Krishnamachari, who is also Director of the recently launched Center for Cyber-Physical Systems and the IoT, will focus on leading Viterbi’s efforts in designing, implementing and evaluating algorithms and software for wireless and mobile IoT sensing systems. Machiraju, who is an alumnus of Rossier (EdD '87), and Yates will focus their work on leading Rossier and other USC faculty in applying that technology to the classroom and other learning environments. Machiraju brings extensive knowledge from the technology sector, including nine years as a principal scientist at Apple with 11 patents in information retrieval.

"My interest is in taking on paradigm-changing projects, and I’m excited about the possibilities that CHARIOT brings to education," Machiraju says. “CHARIOT is the perfect vehicle for pushing the boundaries on how the next frontier of education can be modeled. Having worked in information retrieval, wearables and learning, it is a natural for me to intertwine these various strands for exponential returns.”

Krishnamachari, approached by Yannis C. Yortsos, Dean of USC Viterbi about the idea for CHARIOT, says that he knew he wanted to be involved in the project to build smart, technology-enabled classrooms—something he knows is needed based on his experience both as an educator and as the product of a large city public school system with high student-teacher ratios.

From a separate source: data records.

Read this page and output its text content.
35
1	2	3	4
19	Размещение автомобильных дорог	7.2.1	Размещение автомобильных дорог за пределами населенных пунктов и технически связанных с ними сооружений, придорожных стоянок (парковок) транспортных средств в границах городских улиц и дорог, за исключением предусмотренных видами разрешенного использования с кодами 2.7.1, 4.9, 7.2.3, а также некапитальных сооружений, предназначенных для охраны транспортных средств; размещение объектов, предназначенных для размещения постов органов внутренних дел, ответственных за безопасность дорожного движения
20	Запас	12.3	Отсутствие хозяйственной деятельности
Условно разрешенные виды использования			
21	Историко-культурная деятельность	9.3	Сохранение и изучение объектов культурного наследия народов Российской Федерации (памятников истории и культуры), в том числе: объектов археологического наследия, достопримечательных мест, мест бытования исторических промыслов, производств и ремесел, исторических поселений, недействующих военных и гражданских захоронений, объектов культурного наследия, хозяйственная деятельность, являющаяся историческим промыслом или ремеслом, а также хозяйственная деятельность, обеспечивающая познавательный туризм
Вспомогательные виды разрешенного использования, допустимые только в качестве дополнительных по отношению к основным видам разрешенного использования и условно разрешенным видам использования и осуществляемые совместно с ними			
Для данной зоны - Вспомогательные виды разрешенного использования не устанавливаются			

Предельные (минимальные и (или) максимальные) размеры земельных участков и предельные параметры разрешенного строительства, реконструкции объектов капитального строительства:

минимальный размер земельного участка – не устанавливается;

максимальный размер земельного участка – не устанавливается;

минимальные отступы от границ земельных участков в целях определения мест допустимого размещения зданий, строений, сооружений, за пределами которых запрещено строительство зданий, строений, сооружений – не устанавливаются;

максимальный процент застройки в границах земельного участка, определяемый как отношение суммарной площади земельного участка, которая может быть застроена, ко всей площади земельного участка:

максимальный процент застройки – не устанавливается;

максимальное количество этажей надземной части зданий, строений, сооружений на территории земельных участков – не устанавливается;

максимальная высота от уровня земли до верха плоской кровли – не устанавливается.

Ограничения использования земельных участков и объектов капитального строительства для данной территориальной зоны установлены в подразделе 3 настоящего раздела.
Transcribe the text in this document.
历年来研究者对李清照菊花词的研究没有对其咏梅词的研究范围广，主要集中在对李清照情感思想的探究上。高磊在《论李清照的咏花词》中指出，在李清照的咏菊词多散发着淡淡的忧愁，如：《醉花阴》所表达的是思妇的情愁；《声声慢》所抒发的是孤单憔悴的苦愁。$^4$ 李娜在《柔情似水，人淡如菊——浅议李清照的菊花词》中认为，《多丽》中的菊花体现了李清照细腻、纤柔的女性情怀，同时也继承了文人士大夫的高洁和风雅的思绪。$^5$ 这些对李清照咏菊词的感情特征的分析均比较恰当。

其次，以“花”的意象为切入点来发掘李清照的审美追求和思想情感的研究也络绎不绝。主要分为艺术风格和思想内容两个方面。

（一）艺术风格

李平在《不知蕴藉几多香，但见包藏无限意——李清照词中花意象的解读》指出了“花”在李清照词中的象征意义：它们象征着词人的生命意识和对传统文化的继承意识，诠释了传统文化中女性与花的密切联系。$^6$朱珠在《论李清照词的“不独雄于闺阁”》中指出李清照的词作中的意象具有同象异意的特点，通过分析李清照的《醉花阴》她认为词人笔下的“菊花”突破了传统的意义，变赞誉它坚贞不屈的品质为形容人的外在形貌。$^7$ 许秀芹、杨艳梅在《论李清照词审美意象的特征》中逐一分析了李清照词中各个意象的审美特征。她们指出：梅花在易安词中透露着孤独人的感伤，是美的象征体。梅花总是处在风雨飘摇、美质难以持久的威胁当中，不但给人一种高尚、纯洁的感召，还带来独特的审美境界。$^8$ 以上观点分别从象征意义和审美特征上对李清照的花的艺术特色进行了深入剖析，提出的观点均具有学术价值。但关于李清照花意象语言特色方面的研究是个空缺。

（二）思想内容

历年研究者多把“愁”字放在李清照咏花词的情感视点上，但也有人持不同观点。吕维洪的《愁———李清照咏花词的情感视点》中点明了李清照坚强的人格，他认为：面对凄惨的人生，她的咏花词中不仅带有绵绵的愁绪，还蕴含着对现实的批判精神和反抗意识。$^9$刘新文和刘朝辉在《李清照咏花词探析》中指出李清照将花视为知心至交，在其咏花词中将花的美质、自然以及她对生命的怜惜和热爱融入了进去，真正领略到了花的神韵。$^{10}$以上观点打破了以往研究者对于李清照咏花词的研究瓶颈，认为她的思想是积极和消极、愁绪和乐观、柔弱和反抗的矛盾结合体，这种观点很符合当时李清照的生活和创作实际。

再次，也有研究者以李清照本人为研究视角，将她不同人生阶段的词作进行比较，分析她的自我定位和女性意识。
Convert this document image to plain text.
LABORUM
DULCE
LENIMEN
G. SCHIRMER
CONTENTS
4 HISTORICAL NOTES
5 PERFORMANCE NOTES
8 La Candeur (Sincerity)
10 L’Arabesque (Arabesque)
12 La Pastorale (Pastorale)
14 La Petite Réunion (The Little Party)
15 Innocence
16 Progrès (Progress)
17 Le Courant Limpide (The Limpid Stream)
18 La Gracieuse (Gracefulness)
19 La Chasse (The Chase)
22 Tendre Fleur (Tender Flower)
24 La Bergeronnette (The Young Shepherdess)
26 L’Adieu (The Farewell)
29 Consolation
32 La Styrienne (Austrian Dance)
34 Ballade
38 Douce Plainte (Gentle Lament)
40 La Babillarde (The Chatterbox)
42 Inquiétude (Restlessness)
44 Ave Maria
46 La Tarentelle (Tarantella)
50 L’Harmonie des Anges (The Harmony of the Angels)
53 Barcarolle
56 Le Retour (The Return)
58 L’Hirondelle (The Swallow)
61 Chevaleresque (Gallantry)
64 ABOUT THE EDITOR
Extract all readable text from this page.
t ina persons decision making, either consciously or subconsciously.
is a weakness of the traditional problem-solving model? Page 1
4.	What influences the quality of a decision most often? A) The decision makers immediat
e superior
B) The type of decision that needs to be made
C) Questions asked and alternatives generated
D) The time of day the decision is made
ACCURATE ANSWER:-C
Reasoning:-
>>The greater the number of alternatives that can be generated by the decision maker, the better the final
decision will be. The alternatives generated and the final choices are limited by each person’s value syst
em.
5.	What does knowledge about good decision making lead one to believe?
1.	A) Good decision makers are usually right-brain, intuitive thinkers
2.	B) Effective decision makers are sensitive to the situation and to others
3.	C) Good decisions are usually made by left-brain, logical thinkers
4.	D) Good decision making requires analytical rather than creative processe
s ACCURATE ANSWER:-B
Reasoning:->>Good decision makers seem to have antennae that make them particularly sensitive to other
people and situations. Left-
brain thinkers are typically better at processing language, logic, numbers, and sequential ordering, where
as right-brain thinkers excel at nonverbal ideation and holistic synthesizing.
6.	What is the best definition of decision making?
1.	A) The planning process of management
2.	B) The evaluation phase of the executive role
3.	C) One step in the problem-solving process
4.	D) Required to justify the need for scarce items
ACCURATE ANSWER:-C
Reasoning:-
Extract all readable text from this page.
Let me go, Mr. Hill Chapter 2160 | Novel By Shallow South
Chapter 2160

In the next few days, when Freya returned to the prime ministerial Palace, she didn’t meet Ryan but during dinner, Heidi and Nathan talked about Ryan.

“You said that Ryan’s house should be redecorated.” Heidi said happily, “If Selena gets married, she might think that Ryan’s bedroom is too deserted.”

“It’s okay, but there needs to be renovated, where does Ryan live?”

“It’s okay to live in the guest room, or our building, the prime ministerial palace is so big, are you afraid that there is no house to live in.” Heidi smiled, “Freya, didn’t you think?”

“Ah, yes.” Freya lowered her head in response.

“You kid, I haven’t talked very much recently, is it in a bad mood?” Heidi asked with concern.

"I could see right away that if sensor measurements are carefully correlated with more traditional assessments of student learning, it would enable teachers to know which students need help, when they need help and what help they need, and possibly also give feedback and suggestions to individual students about what they could be doing to enhance their learning," Krishnamachari says.

CHARIOT’s co-directors believe that with connectivity and sensors becoming pervasive, there are currently unforeseen ways by which data can be gathered, interpreted and deployed for strengthening the learning process and teacher student interactions. 

Computer scientist and educator Alan Kay once said, “The best way to predict the future is to invent it.”  CHARIOT hopes to provide the framework to create such inventions.